EntityCanonical DescriptionWhere It AppearsUpdate Frequency
ScaleGrowth.Digital“AI-native consulting practice focused on revenue transformation for financial services enterprises”About page, all articlesAnnual review
Hardik Shah“Digital Growth Strategist and AI-Native Consulting Leader at ScaleGrowth.Digital”Bio page, article bylinesWhen role changes
Primary audience“banks, insurers, NBFCs, and fintechs”About page, service pages, articlesRare (only if focus shifts)
Methodology“Land-Expand-Transform model”Service pages, case studiesWhen methodology evolves

When entity facts need updating, update the truth document first, then cascade changes to all affected pages. This prevents internal contradictions that reduce entity confidence.

Shah emphasizes the importance of this approach: “We’ve seen clients where the about page says one thing, service pages say something different, and articles use yet another description. LLMs don’t know which version to trust, so entity confidence drops. Single source of truth solves this.”

How do entity pages improve citation rates?

Entity pages provide canonical sources that LLMs reference when evaluating content authorship and organizational authority.

Citation improvement mechanism:

  1. User asks question in ChatGPT/Perplexity
  2. LLM retrieves potential answer sources
  3. LLM checks author and organization credibility
  4. Finding clear entity pages increases confidence in the source
  5. Higher confidence increases citation probability

Observed impact:

  • Content with strong entity pages: 2.5-3x higher citation rates
  • Content with weak entity signals: Baseline citation rates
  • Content with no entity pages: 40-60% lower citation rates

The improvement comes from entity confidence, not from entity pages getting directly cited. The entity pages support the content pages that get cited.

Should every team member have an entity page?

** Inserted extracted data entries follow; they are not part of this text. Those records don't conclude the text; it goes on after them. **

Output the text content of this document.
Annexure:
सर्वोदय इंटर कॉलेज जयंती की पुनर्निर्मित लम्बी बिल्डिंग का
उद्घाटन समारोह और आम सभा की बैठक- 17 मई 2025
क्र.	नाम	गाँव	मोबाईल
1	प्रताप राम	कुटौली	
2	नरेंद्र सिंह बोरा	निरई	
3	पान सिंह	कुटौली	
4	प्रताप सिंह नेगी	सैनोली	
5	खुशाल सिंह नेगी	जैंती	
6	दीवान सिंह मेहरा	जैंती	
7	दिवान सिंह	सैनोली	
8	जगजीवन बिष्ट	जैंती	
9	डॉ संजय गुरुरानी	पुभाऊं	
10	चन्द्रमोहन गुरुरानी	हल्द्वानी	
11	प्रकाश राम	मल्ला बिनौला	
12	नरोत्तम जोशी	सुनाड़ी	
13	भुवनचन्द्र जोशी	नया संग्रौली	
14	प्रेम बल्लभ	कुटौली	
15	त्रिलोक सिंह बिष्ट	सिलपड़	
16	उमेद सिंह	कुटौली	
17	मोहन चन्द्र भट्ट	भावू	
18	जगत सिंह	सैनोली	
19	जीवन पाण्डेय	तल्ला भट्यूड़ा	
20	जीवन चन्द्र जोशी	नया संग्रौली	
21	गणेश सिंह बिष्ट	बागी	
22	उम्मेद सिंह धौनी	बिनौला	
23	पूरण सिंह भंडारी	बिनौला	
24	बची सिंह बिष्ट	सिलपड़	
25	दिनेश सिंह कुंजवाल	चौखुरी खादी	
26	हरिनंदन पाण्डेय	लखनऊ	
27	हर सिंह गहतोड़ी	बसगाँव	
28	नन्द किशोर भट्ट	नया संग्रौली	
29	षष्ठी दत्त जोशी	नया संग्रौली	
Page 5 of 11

No. Focus entity pages on people who create or approve content, people mentioned in content, or people representing the organization in thought leadership.

Entity page priority:

  • Mandatory: Founders, executives, content authors, subject matter experts
  • Recommended: Senior team members, department heads, frequent contributors
  • Optional: General staff, administrative roles
  • Not needed: Contractors, temporary staff, non-public roles

Creating entity pages for everyone dilutes focus and creates maintenance burden. Priority should go to people whose credibility directly impacts content trustworthiness.

How often should entity pages update?

Update entity pages when facts change, but avoid unnecessary churn.

Update triggers:

  • Role or title changes
  • New credentials or certifications
  • Significant achievements or publications
  • Contact information changes
  • Organization structure changes
  • Service offerings expand or change

Update schedule:

  • Review entity pages quarterly
  • Update immediately when factual changes occur
  • Maintain changelog documenting what changed and when
  • Verify all referencing content updates consistently

Stale entity pages create trust problems. If your bio says you’re CTO but you became CEO six months ago, that inconsistency reduces entity confidence.